The Truth About Federated Searching

Source: WebFeat (http://www.webfeat.org)

 

Federated searching is a hot topic that seems to be gaining traction in libraries everywhere. As with many technologies that are rapidly adopted,there are some misconceptions about what it can do. WebFeat, a provider of federated search technology to more than 900 public, academic, and corporate libraries, including more than half of the top 10 U.S. public libraries, has compiled this list of the five most commonly repeated misconceptions about federated searching.

1. Federated search engines leave no stone unturned.

Reality : Not all federated search engines can search all databases, although most can search Z39.50 and free databases. But many vendors that claim to offer federated search engines cannot currently search all licensed databases for both walk-up and remote users. Why? Authentication. It's very difficult to manage authentication for subscription databases, particularly for remote users. Before buying, ask vendors to demonstrate that they can search all of your library's databases using your library's own authentication, both locally and remotely.

2. De-dupe really works.

Reality : For federated search engines, true de-duplication is virtually impossible. In order to de-dupe, the engine would have to download all search results and compare them. The limiting factor is not federated search engine technology, but the way databases return results: 10 or 20 records at a time. Completing a true de-dupe operation would take hours because a single search might produce 100,000 hits. These hits or citations typically come back 10 to 20 at a time. If it takes 5 seconds to download 20 hits, it would take hours to download them all. And the same citation may appear in different places in results sets from different databases. So to completely de-dupe search results, it's necessary to download all results from all databases. Vendors that claim to do true de-duping usually are just de-duping the first results set returned by the search.

3. Relevancy rankings are totally relevant.

Reality : It's impossible to perform a relevancy ranking that's totally relevant. A relevancy ranking basically counts the occurrence of words being searched in a citation. Based on this frequency of occurrence, items will be moved closer to the top or farther down the results list. Here's the problem: When attempting to relevancy-rank citations, the only words you have to work with are those that appear in the citation. Often, the search word doesn't even appear. The abstract and full-text data, as well as the indexing that content providers use to relevancy-rank their content, are unavailable to federated search engines. The content providers have the full article and indexing to work with, but not the federated search engines. They have only the citation to search on.

4. Federated searching is software.

Reality : It certainly is software, but it's best consumed as a service. A federated search engine searches databases that update and change an average of 2 to 3 times per year. This means that a system accessing 100 databases is subject to between 200 and 300 updates per year—almost one per day! Subscribing to a federated searching service instead of installing software eliminates the need for libraries to update translators almost daily so they can avoid disruptions in service. (Translators convert search queries into something that can be understood by the database that's being searched.) Without frequent updates to these translators, entire databases can become periodically unavailable for searching.
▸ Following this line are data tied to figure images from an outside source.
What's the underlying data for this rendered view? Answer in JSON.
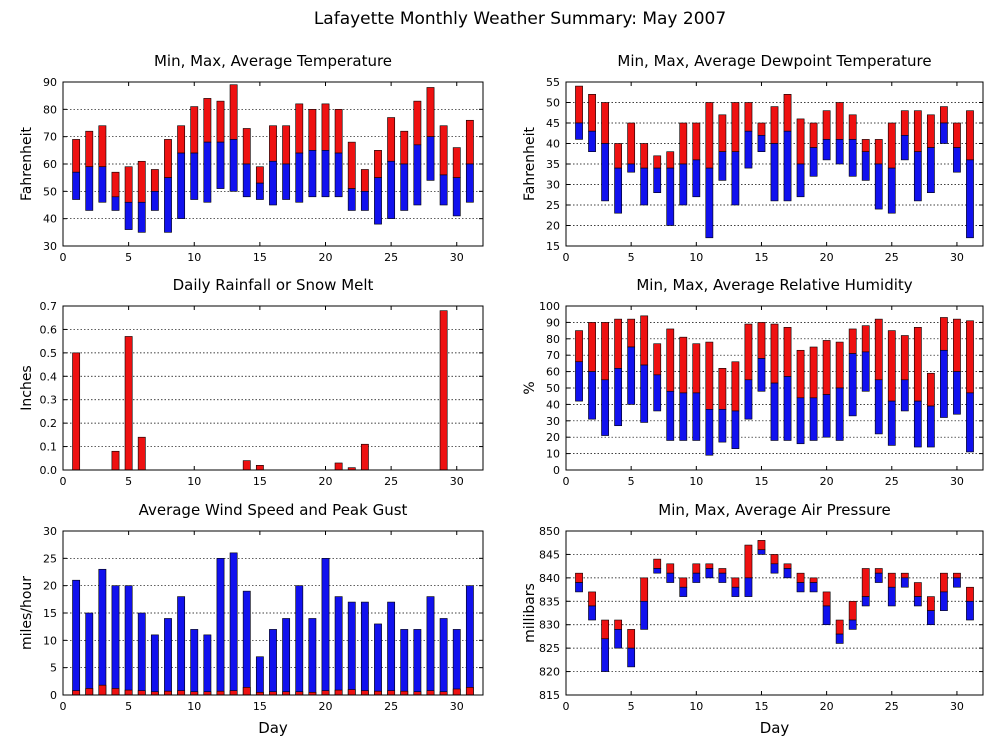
{
  "page_title": "Lafayette Monthly Weather Summary: May 2007",
  "colors": {
    "upper": "#ee1111",
    "lower": "#1111ee",
    "frame": "#000000"
  },
  "chart_data": [
    {
      "id": "temperature",
      "type": "bar",
      "title": "Min, Max, Average Temperature",
      "xlabel": "",
      "ylabel": "Fahrenheit",
      "xlim": [
        0,
        32
      ],
      "ylim": [
        30,
        90
      ],
      "x_ticks": [
        0,
        5,
        10,
        15,
        20,
        25,
        30
      ],
      "y_ticks": [
        30,
        40,
        50,
        60,
        70,
        80,
        90
      ],
      "grid": true,
      "days": [
        1,
        2,
        3,
        4,
        5,
        6,
        7,
        8,
        9,
        10,
        11,
        12,
        13,
        14,
        15,
        16,
        17,
        18,
        19,
        20,
        21,
        22,
        23,
        24,
        25,
        26,
        27,
        28,
        29,
        30,
        31
      ],
      "max": [
        69,
        72,
        74,
        57,
        59,
        61,
        58,
        69,
        74,
        81,
        84,
        83,
        89,
        73,
        59,
        74,
        74,
        82,
        80,
        82,
        80,
        68,
        58,
        65,
        77,
        72,
        83,
        88,
        74,
        66,
        76
      ],
      "avg": [
        57,
        59,
        59,
        48,
        46,
        46,
        50,
        55,
        64,
        64,
        68,
        68,
        69,
        60,
        53,
        61,
        60,
        64,
        65,
        65,
        64,
        51,
        50,
        55,
        61,
        60,
        67,
        70,
        56,
        55,
        60
      ],
      "min": [
        47,
        43,
        46,
        43,
        36,
        35,
        43,
        35,
        40,
        47,
        46,
        51,
        50,
        48,
        47,
        45,
        47,
        46,
        48,
        48,
        48,
        43,
        43,
        38,
        40,
        43,
        45,
        54,
        45,
        41,
        46
      ]
    },
    {
      "id": "dewpoint",
      "type": "bar",
      "title": "Min, Max, Average Dewpoint Temperature",
      "xlabel": "",
      "ylabel": "Fahrenheit",
      "xlim": [
        0,
        32
      ],
      "ylim": [
        15,
        55
      ],
      "x_ticks": [
        0,
        5,
        10,
        15,
        20,
        25,
        30
      ],
      "y_ticks": [
        15,
        20,
        25,
        30,
        35,
        40,
        45,
        50,
        55
      ],
      "grid": true,
      "days": [
        1,
        2,
        3,
        4,
        5,
        6,
        7,
        8,
        9,
        10,
        11,
        12,
        13,
        14,
        15,
        16,
        17,
        18,
        19,
        20,
        21,
        22,
        23,
        24,
        25,
        26,
        27,
        28,
        29,
        30,
        31
      ],
      "max": [
        54,
        52,
        50,
        40,
        45,
        40,
        37,
        38,
        45,
        45,
        50,
        47,
        50,
        50,
        45,
        49,
        52,
        46,
        45,
        48,
        50,
        47,
        41,
        41,
        45,
        48,
        48,
        47,
        49,
        45,
        48
      ],
      "avg": [
        45,
        43,
        40,
        34,
        35,
        34,
        34,
        34,
        35,
        36,
        34,
        38,
        38,
        43,
        42,
        40,
        43,
        35,
        39,
        41,
        41,
        41,
        38,
        35,
        34,
        42,
        38,
        39,
        45,
        39,
        36
      ],
      "min": [
        41,
        38,
        26,
        23,
        33,
        25,
        28,
        20,
        25,
        27,
        17,
        31,
        25,
        34,
        38,
        26,
        26,
        27,
        32,
        36,
        35,
        32,
        31,
        24,
        23,
        36,
        26,
        28,
        40,
        33,
        17
      ]
    },
    {
      "id": "rainfall",
      "type": "bar",
      "title": "Daily Rainfall or Snow Melt",
      "xlabel": "",
      "ylabel": "Inches",
      "xlim": [
        0,
        32
      ],
      "ylim": [
        0.0,
        0.7
      ],
      "x_ticks": [
        0,
        5,
        10,
        15,
        20,
        25,
        30
      ],
      "y_ticks": [
        0.0,
        0.1,
        0.2,
        0.3,
        0.4,
        0.5,
        0.6,
        0.7
      ],
      "y_tick_labels": [
        "0.0",
        "0.1",
        "0.2",
        "0.3",
        "0.4",
        "0.5",
        "0.6",
        "0.7"
      ],
      "grid": true,
      "days": [
        1,
        2,
        3,
        4,
        5,
        6,
        7,
        8,
        9,
        10,
        11,
        12,
        13,
        14,
        15,
        16,
        17,
        18,
        19,
        20,
        21,
        22,
        23,
        24,
        25,
        26,
        27,
        28,
        29,
        30,
        31
      ],
      "values": [
        0.5,
        0,
        0,
        0.08,
        0.57,
        0.14,
        0,
        0,
        0,
        0,
        0,
        0,
        0,
        0.04,
        0.02,
        0,
        0,
        0,
        0,
        0,
        0.03,
        0.01,
        0.11,
        0,
        0,
        0,
        0,
        0,
        0.68,
        0,
        0
      ]
    },
    {
      "id": "humidity",
      "type": "bar",
      "title": "Min, Max, Average Relative Humidity",
      "xlabel": "",
      "ylabel": "%",
      "xlim": [
        0,
        32
      ],
      "ylim": [
        0,
        100
      ],
      "x_ticks": [
        0,
        5,
        10,
        15,
        20,
        25,
        30
      ],
      "y_ticks": [
        0,
        10,
        20,
        30,
        40,
        50,
        60,
        70,
        80,
        90,
        100
      ],
      "grid": true,
      "days": [
        1,
        2,
        3,
        4,
        5,
        6,
        7,
        8,
        9,
        10,
        11,
        12,
        13,
        14,
        15,
        16,
        17,
        18,
        19,
        20,
        21,
        22,
        23,
        24,
        25,
        26,
        27,
        28,
        29,
        30,
        31
      ],
      "max": [
        85,
        90,
        90,
        92,
        92,
        94,
        77,
        86,
        81,
        77,
        78,
        62,
        66,
        89,
        90,
        89,
        87,
        73,
        75,
        79,
        78,
        86,
        88,
        92,
        85,
        82,
        87,
        59,
        93,
        92,
        91
      ],
      "avg": [
        66,
        60,
        55,
        62,
        75,
        64,
        58,
        48,
        47,
        47,
        37,
        37,
        36,
        55,
        68,
        53,
        57,
        44,
        44,
        46,
        50,
        71,
        72,
        55,
        42,
        55,
        42,
        39,
        73,
        60,
        47
      ],
      "min": [
        42,
        31,
        21,
        27,
        40,
        29,
        36,
        18,
        18,
        18,
        9,
        17,
        13,
        31,
        48,
        18,
        18,
        16,
        18,
        20,
        18,
        33,
        48,
        22,
        15,
        36,
        14,
        14,
        32,
        34,
        11
      ]
    },
    {
      "id": "wind",
      "type": "bar",
      "title": "Average Wind Speed and Peak Gust",
      "xlabel": "Day",
      "ylabel": "miles/hour",
      "xlim": [
        0,
        32
      ],
      "ylim": [
        0,
        30
      ],
      "x_ticks": [
        0,
        5,
        10,
        15,
        20,
        25,
        30
      ],
      "y_ticks": [
        0,
        5,
        10,
        15,
        20,
        25,
        30
      ],
      "grid": true,
      "days": [
        1,
        2,
        3,
        4,
        5,
        6,
        7,
        8,
        9,
        10,
        11,
        12,
        13,
        14,
        15,
        16,
        17,
        18,
        19,
        20,
        21,
        22,
        23,
        24,
        25,
        26,
        27,
        28,
        29,
        30,
        31
      ],
      "peak_gust": [
        21,
        15,
        23,
        20,
        20,
        15,
        11,
        14,
        18,
        12,
        11,
        25,
        26,
        19,
        7,
        12,
        14,
        20,
        14,
        25,
        18,
        17,
        17,
        13,
        17,
        12,
        12,
        18,
        14,
        12,
        20
      ],
      "avg_speed": [
        0.8,
        1.2,
        1.8,
        1.2,
        0.9,
        0.8,
        0.6,
        0.7,
        0.8,
        0.6,
        0.6,
        0.7,
        0.8,
        1.4,
        0.5,
        0.6,
        0.6,
        0.6,
        0.5,
        0.8,
        0.9,
        1.0,
        0.8,
        0.7,
        0.8,
        0.7,
        0.6,
        0.8,
        0.6,
        1.1,
        1.4
      ]
    },
    {
      "id": "pressure",
      "type": "bar",
      "title": "Min, Max, Average Air Pressure",
      "xlabel": "Day",
      "ylabel": "millibars",
      "xlim": [
        0,
        32
      ],
      "ylim": [
        815,
        850
      ],
      "x_ticks": [
        0,
        5,
        10,
        15,
        20,
        25,
        30
      ],
      "y_ticks": [
        815,
        820,
        825,
        830,
        835,
        840,
        845,
        850
      ],
      "grid": true,
      "days": [
        1,
        2,
        3,
        4,
        5,
        6,
        7,
        8,
        9,
        10,
        11,
        12,
        13,
        14,
        15,
        16,
        17,
        18,
        19,
        20,
        21,
        22,
        23,
        24,
        25,
        26,
        27,
        28,
        29,
        30,
        31
      ],
      "max": [
        841,
        837,
        831,
        831,
        829,
        840,
        844,
        843,
        840,
        843,
        843,
        842,
        840,
        847,
        848,
        845,
        843,
        841,
        840,
        837,
        831,
        835,
        842,
        842,
        841,
        841,
        839,
        836,
        841,
        841,
        838
      ],
      "avg": [
        839,
        834,
        827,
        829,
        825,
        835,
        842,
        841,
        838,
        841,
        842,
        841,
        838,
        840,
        846,
        843,
        842,
        839,
        839,
        834,
        828,
        831,
        836,
        841,
        838,
        840,
        836,
        833,
        837,
        840,
        835
      ],
      "min": [
        837,
        831,
        820,
        825,
        821,
        829,
        841,
        839,
        836,
        839,
        840,
        839,
        836,
        836,
        845,
        841,
        840,
        837,
        837,
        830,
        826,
        829,
        834,
        839,
        834,
        838,
        834,
        830,
        833,
        838,
        831
      ]
    }
  ]
}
It's unacceptable for a database subscription that couldcost a library $10,000 or more per year to be offline for any amount of time.

5. We don't make your search engine. We make your search engine better.

Reality : You can't get better results with a federated search engine than you can with the native database search. The same content is being searched, and a federated engine does not enhance the native database's search interface. All federated search does is translate a search into something the native database's engine can understand. But it's restricted to the capabilities of the native database's search function. A federated search can't do a three-term search with Boolean operators in a native database whose interface doesn't support it. Federated searching cannot improve on the native databases' search capabilities. It can only use them.